Duff Review: Norwood, Angelo, and Chris Meet Eric Blowtorch and the Bodyguards "Too Many Dues" b/w Eric Blowtorch and the Bodyguards "Mercy"

The 45 sleeve features photos of Norwood, Angelo, Chris, and Eric.
7" vinyl single/digital
Bopaganda! Records & Tapes

(Review by Steve Shafer)

Fishbone's 1988 masterpiece Truth & Soul was largely an exposition on what it was like to be a Black American living in an unrelentingly racist America (see most of Truth & Soul's side two: "One Day," "Subliminal Fascism," "Slow Bus Movin' (Howard Beach Party)," "Ghetto Soundwave," and "Change"). When the album was recorded, a lot of the good that had resulted from the brutally hard work of the Civil Rights Movement and America's attempts at building an equitable and just Great Society was being rolled back during the regressive Reagan '80s. "Slow Bus Movin' (Howard Beach Party)," in particular, was written and recorded in response to the horrific 1986 death of New Yorker Michael Griffith, who was hit and killed by a car as he attempted to cross the Belt Parkway in Queens while fleeing a mob of white teenagers trying to attack him (acts of racial terror didn't only happen in the Jim Crow South). According to The New York Times:

"The events in Howard Beach began when Mr. Griffith, a construction worker, and three black companions traveled from Brooklyn to Queens to pick up his paycheck. Their car broke down late on Dec. 19 on a desolate stretch of Cross Bay Boulevard, and three of the four began walking into Howard Beach. As they were crossing the street, they were nearly bumped by a car in which several white teenagers were riding. Racial slurs were exchanged. The teenagers, joined by other young whites, confronted the black men outside a pizza parlor, New Park Pizza, and chased them.

Timothy Grimes, who was 18, escaped unharmed. Mr. Griffith was killed by a car on the Belt Parkway. Cedric Sandiford, who was 36, was beaten with a bat and other weapons...

...Jon Lester, Scott Kern and Jason Ladone were convicted of manslaughter and assault."

Flash forward 30+ years later and--while some things have changed for the better--much has not. Members of Fishbone (Norwood Fisher, Angelo Moore, and Chris Dowd)--plus Eric Blowtorch and the Bodyguards--still feel compelled to write and record songs about America's unrelenting racism and its abuse and murder of Black people. The terrific "Too Many Dues"--co-written by Eric Beaumont and Norwood Fisher--is an ironically chipper ska/jump blues cut that conveys some real anguish over the high profile murder of Breonna Taylor and permanent disabling of Jacob Blake (10% of the single's profits are being donated to Black Lives Matter). But it's also about the tragic inability of America to live up to its ideals and treat all people equally in every aspect of life--and under the law (we fought a bloody civil war over it and amended the Constitution several times in attempts to do so). 

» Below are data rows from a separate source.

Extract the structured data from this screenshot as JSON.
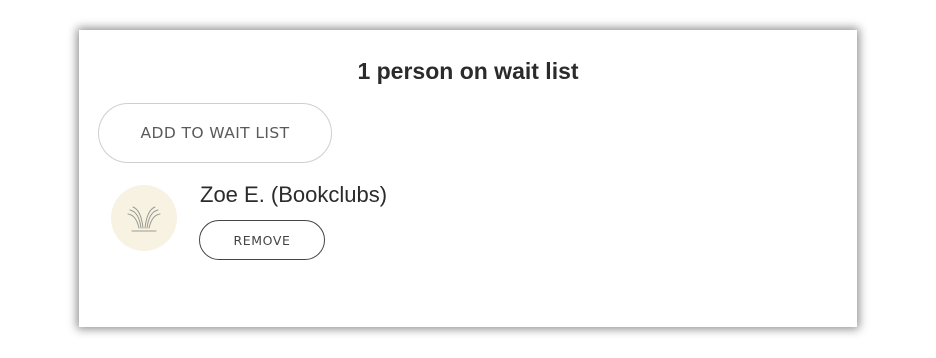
{
  "waitlist": {
    "title": "1 person on wait list",
    "add_button_label": "ADD TO WAIT LIST",
    "members": [
      {
        "name": "Zoe E. (Bookclubs)",
        "avatar_icon": "bookclubs-logo-icon",
        "remove_label": "REMOVE"
      }
    ]
  },
  "colors": {
    "avatar_bg": "#f8f2e3",
    "text": "#2b2b2b",
    "button_border_light": "#cfcfcf",
    "button_border_dark": "#444444"
  }
}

"Breonna Taylor was a healer, but the jailer
Just had to invade her, viciously assail her
Every, every day here to the cross we nail her
The great experiment is a failure

What does a brother have to do
To reap respect already due
To stop the spiteful spew
To not be turning blue?"

On the flip side is the excellent 2 Tone-ish ska track "Mercy," which is a plea for the salvation of humanity, a mantra for our thoroughly horrific times, particularly in these fragmented United States of ours: "Mercy in destabilizer stormtroop’s face/Mercy, mercy when your blood boils over/Mercy to the driver in the bulldozer." It's a mournful track, like something off the Ghost Town EP, but interspersed with joyous and hopeful funk-soul breaks in the choruses. And it's protest music that's not about casting blame, but searching for something that can heal what's broken inside of us, so we won't be at each other's throats, and might even be able to begin to start caring for one other again.